Em termos históricos recentes, aponta Rafaela Serpa, doutoranda em ciência política pela Universidade Federal do Rio Grande do Sul (UFRGS), a intervenção da Organização do Tratado do Atlântico Norte (OTAN) na Líbia, em 2011, criou um grande problema de terrorismo na região, com vários grupos ligados à Al-Qaeda e ao Estado Islâmico (organizações terroristas proibidas na Rússia e em vários outros países) atuando na região.

“Mais de dez anos depois, esses grupos permanecem fortes, inclusive depois de operações na região lideradas pela França, como a Barkhane e a Operação Serval.”

Mal resolvida pelo Ocidente, a violência na região precipitou a criação de novos governos militarmente fortes.

Só que ao assumirem o poder, essas novas lideranças se viram na mira da Comunidade Econômica dos Estados da África Ocidental (CEDEAO), que impôs sanções econômicas e ameaçou uma intervenção militar no Níger para restaurar o antigo presidente.

“A CEDEAO acabou se colocando como um braço auxiliar da política da França e de outras potências no continente.”

Segundo Sofonias Lopes Jó, pesquisador do Grupo de Estudos em Capacidade Estatal, Segurança e Defesa (Gecap) ligado à Faculdade de Relações Internacionais da Universidade Federal de Santa Maria (UFSM), esse caráter da CEDEAO fica evidente ao observar como a organização se portou diante de outras mudanças de governo na região.

“O ex-presidente Macky Sall, do Senegal, queria fazer um terceiro mandato mesmo contra a Constituição. Qual foi a posição da CEDEAO perante isso? Nada. Há um golpe institucional em Guiné-Bissau em 2020 com o presidente Umaro Sissoco Embaló. Qual a posição da CEDEAO? Nada.”

“Todos esses representam interesses do imperialismo francês.”

Essa característica, diz Charles Pennaforte, professor e coordenador do Laboratório de Geopolítica, Relações Internacionais e Movimentos Antissistêmicos (LabGRIMA) da Universidade Federal de Pelotas (UFPel), aponta para os grandes motivos geopolíticos que levaram à criação da confederação.

“A África hoje é um palco de disputa de grandes potências geopolíticas”, diz Pennaforte, e a França, que colonizou e ainda mantém grande influência política e econômica na região, “pouco ofereceu de concreto para esses países”.

“A África tem opções que não passam mais pela Europa e pelos Estados Unidos […]. Há a presença da China, da Rússia e da Índia olhando com uma vontade maior para o continente.”
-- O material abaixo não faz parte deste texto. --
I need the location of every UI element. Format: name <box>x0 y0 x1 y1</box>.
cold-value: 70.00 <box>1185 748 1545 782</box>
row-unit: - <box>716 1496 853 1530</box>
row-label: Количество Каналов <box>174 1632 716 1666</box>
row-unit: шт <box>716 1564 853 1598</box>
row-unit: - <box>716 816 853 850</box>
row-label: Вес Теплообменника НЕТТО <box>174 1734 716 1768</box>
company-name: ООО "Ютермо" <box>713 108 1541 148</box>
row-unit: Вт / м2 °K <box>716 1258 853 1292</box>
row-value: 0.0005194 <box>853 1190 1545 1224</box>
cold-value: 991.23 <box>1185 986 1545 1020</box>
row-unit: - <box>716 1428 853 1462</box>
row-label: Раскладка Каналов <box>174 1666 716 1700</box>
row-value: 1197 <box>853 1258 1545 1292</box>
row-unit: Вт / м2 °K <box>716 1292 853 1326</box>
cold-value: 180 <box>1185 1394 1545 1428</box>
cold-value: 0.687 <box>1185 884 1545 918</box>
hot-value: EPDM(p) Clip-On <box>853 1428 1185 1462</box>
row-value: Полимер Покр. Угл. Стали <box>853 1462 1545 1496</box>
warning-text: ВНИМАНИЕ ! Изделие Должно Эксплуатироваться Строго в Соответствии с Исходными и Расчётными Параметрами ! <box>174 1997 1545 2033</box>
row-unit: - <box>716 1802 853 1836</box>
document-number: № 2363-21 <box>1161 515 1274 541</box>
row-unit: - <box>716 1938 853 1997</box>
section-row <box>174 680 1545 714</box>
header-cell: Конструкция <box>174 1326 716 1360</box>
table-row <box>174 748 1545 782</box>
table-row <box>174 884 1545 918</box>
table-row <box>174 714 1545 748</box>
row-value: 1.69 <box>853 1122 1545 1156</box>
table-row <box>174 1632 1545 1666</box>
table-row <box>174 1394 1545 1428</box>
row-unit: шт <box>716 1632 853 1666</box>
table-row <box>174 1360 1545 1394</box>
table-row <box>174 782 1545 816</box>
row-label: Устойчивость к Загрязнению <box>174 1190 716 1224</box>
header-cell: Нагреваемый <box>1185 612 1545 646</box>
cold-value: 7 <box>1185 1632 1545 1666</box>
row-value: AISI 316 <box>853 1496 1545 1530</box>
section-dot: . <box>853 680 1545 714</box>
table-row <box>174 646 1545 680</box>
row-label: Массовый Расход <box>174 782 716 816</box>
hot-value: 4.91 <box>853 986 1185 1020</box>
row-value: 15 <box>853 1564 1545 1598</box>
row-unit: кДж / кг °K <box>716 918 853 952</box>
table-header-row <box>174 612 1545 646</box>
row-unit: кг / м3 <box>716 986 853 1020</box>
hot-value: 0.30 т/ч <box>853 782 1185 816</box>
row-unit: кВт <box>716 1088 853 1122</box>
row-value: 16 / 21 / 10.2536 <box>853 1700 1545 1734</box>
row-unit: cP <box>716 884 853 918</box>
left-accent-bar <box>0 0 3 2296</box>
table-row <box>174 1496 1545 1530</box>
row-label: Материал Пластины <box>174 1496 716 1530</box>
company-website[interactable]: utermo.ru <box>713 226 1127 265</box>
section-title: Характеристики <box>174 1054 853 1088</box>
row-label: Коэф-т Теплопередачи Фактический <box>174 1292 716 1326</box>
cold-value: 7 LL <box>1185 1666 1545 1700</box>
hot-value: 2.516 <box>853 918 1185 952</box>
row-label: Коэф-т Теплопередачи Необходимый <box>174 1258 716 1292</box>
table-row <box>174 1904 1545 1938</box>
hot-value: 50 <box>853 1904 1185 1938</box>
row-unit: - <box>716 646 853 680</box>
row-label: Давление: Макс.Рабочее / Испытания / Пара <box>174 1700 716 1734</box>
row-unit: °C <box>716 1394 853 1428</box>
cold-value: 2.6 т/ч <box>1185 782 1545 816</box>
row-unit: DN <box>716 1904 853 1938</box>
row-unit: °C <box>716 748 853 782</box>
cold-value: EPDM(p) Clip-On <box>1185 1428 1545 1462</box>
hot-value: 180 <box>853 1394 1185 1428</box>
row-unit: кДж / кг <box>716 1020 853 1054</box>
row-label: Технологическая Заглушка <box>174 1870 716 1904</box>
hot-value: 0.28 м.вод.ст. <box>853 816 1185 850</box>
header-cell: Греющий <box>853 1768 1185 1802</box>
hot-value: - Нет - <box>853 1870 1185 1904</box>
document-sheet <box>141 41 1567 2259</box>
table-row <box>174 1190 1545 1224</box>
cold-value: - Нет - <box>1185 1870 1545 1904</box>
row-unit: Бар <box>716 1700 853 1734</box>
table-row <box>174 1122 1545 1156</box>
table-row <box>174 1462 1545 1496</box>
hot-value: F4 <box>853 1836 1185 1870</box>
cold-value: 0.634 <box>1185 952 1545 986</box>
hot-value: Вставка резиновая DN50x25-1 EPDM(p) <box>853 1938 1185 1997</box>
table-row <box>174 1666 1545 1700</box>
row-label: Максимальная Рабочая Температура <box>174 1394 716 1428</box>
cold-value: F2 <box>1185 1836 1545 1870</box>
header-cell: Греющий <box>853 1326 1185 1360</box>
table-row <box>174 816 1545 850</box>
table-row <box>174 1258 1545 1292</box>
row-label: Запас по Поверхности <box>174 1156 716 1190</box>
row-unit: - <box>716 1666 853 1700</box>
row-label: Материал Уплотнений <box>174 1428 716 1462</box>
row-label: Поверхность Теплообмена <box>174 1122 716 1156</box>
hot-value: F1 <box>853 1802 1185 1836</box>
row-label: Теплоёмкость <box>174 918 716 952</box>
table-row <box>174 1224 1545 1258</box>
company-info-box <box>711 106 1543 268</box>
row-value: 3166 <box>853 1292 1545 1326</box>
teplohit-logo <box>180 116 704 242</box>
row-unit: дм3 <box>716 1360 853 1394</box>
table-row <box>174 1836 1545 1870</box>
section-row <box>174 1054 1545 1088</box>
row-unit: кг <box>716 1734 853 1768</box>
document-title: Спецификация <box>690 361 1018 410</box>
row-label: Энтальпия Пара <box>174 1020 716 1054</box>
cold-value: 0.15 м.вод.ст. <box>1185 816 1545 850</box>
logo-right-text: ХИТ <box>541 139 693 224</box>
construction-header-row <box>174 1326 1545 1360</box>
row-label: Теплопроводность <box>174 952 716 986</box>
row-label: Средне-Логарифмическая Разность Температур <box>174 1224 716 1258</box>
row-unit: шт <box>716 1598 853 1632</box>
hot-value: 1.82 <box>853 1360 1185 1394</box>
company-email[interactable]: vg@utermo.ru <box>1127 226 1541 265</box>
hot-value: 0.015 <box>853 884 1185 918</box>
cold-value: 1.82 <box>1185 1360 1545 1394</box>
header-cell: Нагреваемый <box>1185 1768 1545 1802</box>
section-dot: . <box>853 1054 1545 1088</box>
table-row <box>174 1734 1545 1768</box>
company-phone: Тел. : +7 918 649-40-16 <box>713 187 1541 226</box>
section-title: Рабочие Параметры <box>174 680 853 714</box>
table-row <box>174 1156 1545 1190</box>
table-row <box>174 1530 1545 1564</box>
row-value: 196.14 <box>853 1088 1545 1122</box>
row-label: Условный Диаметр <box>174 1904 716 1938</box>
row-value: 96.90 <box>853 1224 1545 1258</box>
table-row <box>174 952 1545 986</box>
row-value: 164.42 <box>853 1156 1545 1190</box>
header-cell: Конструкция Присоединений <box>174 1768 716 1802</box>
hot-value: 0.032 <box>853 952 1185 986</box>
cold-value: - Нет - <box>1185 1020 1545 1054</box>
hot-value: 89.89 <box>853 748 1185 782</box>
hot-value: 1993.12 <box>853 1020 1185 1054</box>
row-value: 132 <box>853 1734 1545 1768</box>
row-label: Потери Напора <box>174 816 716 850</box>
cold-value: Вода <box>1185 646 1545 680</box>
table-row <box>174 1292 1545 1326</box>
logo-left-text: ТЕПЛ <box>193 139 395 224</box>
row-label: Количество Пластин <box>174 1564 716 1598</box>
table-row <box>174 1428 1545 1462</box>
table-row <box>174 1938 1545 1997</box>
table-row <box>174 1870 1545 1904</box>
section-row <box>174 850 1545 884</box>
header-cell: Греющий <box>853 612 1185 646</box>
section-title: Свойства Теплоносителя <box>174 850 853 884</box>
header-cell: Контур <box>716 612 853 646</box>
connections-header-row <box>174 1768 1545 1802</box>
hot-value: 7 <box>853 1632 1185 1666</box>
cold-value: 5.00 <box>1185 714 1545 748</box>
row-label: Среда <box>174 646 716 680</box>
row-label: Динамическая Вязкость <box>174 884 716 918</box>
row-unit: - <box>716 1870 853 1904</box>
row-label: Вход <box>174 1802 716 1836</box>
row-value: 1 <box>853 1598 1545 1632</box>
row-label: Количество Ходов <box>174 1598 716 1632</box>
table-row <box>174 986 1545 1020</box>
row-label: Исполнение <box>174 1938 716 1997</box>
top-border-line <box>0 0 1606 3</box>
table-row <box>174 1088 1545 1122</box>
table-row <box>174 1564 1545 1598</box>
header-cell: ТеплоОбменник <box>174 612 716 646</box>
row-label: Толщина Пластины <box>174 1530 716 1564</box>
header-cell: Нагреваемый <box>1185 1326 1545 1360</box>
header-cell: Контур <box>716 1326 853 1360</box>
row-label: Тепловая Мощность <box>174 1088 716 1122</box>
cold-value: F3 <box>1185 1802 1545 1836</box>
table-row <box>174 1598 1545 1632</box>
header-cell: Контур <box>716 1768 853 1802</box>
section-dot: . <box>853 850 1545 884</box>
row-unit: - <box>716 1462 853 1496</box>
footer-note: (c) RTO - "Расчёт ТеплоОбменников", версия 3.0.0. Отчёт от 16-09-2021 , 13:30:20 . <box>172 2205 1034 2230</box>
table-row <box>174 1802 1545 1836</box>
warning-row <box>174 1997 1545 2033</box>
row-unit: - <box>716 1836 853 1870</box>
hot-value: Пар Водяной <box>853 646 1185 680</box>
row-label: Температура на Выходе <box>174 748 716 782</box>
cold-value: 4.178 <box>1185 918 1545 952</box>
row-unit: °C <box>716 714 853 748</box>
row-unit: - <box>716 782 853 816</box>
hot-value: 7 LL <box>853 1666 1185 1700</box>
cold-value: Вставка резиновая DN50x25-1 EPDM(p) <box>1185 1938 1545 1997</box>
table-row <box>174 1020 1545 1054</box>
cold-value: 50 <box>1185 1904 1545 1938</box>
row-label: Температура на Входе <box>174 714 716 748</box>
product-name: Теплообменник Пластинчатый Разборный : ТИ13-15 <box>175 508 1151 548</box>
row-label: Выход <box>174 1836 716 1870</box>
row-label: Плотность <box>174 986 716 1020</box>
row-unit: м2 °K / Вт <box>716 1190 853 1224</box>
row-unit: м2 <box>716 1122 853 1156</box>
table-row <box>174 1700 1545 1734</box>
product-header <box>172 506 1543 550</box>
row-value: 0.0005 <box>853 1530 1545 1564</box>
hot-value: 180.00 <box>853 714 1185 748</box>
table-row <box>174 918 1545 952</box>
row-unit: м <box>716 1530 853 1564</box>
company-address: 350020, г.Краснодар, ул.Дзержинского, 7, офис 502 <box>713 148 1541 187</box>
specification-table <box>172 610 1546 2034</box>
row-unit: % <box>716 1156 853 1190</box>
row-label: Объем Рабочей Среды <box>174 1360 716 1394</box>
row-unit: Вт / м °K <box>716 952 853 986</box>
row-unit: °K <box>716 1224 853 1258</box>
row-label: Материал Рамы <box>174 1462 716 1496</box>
Nesse sentido, a criação da confederação é uma tentativa de buscar um caminho próprio e alternativo de integração e autonomia, dizem os analistas. “E quem aparece nesses cenários?”, questiona Pennaforte, “Países que, de alguma forma, também são sancionados” e têm importância no xadrez geopolítico global, como é o caso da Rússia, do Irã e da Turquia.

O que significa a criação de uma confederação entre os 3 países africanos?

Assinado em 6 de julho em Niamey, o estatuto da confederação iniciou um processo maior de integração entre esses Estados, desde uma maior coordenação militar, como a criação de uma força de segurança unificada e o “desenvolvimento de novas instituições de apoio”, detalha Serpa.

“Haverá uma presidência rotativa e um Parlamento para implementar os objetivos da aliança.”

Dentre essas metas está a unificação das relações diplomáticas com o exterior — “as relações com cada país agora precisam ser com os três” —, o livre movimento de pessoas, bens e serviços (que já existia na CEDEAO), a criação de um banco de investimentos, um fundo de estabilização e a cooperação em setores estratégicos, como água, agricultura e energia.

O grande destaque, contudo, é o aumento da cooperação econômica como forma de diminuir a dependência do Ocidente.

“Eles querem sair da zona do franco CFA, mas ainda não se delineou um plano de como vai ser isso.”

Para Jó, as divisões criadas pela França na região se mantêm após a independência, criando similaridades entre esses países que podem alimentar a União. Por isso, não é impensável a expansão da confederação para incluir os outros países do chamado G5 do Sahel, Chade e Mauritânia ou, ainda, o Senegal, que começa a se alinhar ideologicamente com o trio.

“A região do Sahel já é unida de forma cultural”, afirmou. “E essa ligação faz com que eles consigam se unir [politicamente] entre eles.”